Estranhamento com a religião do outro é oportunidade de discutir intolerância religiosa

Estranhamento com a religião do outro é oportunidade de discutir intolerância religiosa

Essa semana foi a primeira vez que vi uma mulher de burca na cidade onde vivo. Mesmo abrigando a segunda maior comunidade islâmica do país, ainda não tinha passado por essa experiência. Foi em uma conhecida loja de departamentos. A mãe estava acompanhada de duas crianças com cerca de 5 anos. Uma delas, menina, já usava véu. Outra surpresa. Mulheres de véu são comuns na cidade, já crianças não.

Não foi minha surpresa que me motivou a escrever sobre esse encontro, mas sim o relato de minha filha (8 anos) enquanto voltávamos para casa. Ela disse que a menininha de véu olhou feio para ela a ponto dela se sentir mal. Comecei a pensar sobre a compreensão que muitas pessoas carregam sobre ‘os infiéis’ e como essa compreensão de si e dos outros, quando se trata de fé, pode motivar atitudes de intolerância.

Lembrei de um estudo divulgado essa semana sobre o engajamento de extremistas de direita nas redes sociais. A pesquisa aponta que os oito perfis com maior engajamento são de evangélicos, destacando seu potencial de mobilização. No que concerne à fração da população brasileira, os evangélicos representam em torno de 30%. Já o contingente de extrema direita gira em torno de 10%. Contudo, a capacidade de mobilização destes últimos é inegável. Se antes a extrema-direita não tinha aderência no Brasil por ser associada ao nazismo e à ditadura militar, ao se associar com lideranças evangélicas conseguiu uma base social que lhe proporciona ressoar sua mensagem para meandros do tecido social antes inalcançáveis.
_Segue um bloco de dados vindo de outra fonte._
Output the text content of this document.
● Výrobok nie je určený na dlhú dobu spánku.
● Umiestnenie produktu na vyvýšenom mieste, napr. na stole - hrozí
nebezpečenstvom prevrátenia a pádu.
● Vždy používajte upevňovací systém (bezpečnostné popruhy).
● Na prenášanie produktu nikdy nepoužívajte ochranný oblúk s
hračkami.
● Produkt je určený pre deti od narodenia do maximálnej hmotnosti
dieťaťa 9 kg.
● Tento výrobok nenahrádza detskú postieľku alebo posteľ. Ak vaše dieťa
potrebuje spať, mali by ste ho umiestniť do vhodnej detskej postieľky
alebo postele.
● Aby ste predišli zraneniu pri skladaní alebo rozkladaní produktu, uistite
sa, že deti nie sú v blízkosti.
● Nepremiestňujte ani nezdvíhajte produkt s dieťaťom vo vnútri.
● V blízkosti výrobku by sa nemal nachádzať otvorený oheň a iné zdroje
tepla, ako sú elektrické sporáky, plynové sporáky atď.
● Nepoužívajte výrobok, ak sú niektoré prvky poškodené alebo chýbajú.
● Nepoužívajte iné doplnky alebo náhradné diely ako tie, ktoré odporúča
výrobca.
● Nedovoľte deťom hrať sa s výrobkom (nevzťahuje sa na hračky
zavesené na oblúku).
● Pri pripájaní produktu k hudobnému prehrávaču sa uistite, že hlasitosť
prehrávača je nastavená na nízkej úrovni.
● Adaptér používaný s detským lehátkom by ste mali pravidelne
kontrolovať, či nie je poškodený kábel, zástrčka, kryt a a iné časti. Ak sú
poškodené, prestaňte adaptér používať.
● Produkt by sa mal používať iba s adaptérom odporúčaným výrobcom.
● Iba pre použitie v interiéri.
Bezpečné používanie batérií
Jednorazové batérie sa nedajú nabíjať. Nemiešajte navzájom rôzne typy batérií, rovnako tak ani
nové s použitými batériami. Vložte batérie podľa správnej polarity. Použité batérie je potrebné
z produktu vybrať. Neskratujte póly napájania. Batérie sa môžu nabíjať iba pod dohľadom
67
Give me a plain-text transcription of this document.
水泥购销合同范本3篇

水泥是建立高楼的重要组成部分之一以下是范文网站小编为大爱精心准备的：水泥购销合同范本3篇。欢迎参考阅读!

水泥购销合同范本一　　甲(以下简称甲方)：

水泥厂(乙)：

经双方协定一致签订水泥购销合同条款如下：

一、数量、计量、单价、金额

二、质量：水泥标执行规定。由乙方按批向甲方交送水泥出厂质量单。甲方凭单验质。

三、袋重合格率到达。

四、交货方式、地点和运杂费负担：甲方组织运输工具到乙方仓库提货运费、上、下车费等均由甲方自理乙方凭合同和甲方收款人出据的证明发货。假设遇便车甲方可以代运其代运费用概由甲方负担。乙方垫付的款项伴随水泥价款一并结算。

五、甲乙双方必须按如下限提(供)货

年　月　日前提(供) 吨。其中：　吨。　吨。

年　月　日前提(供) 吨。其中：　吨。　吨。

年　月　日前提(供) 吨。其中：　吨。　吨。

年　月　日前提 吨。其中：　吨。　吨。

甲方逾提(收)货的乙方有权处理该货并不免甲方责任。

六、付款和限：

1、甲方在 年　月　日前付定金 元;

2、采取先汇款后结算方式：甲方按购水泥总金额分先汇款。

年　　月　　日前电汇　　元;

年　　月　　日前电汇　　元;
Chegou ao chão de fábrica de nossos tempos.

Para que essa aproximação fosse possível, a militância religiosa assumiu um discurso de intolerância e ódio. Guerreando para conquistar corações e mentes, muitas vezes se esquecem das palavras de Paulo (Gl 3.28): “Não há judeus nem grego, nem escravo nem livre, nem homem nem mulher, pois todos são um em Cristo Jesus.” Conta o texto bíblico que Paulo escreveu essa carta depois de ser vítima de uma conspiração armada por judeus que se opunham ao seu ministério. Para eles, Paulo atuava contra a Lei de Moisés e, portanto, contra o próprio Deus. Usavam o nome de Deus para perseguir, castigar e tramar a morte de pessoas como ele, assim como fizeram com Jesus.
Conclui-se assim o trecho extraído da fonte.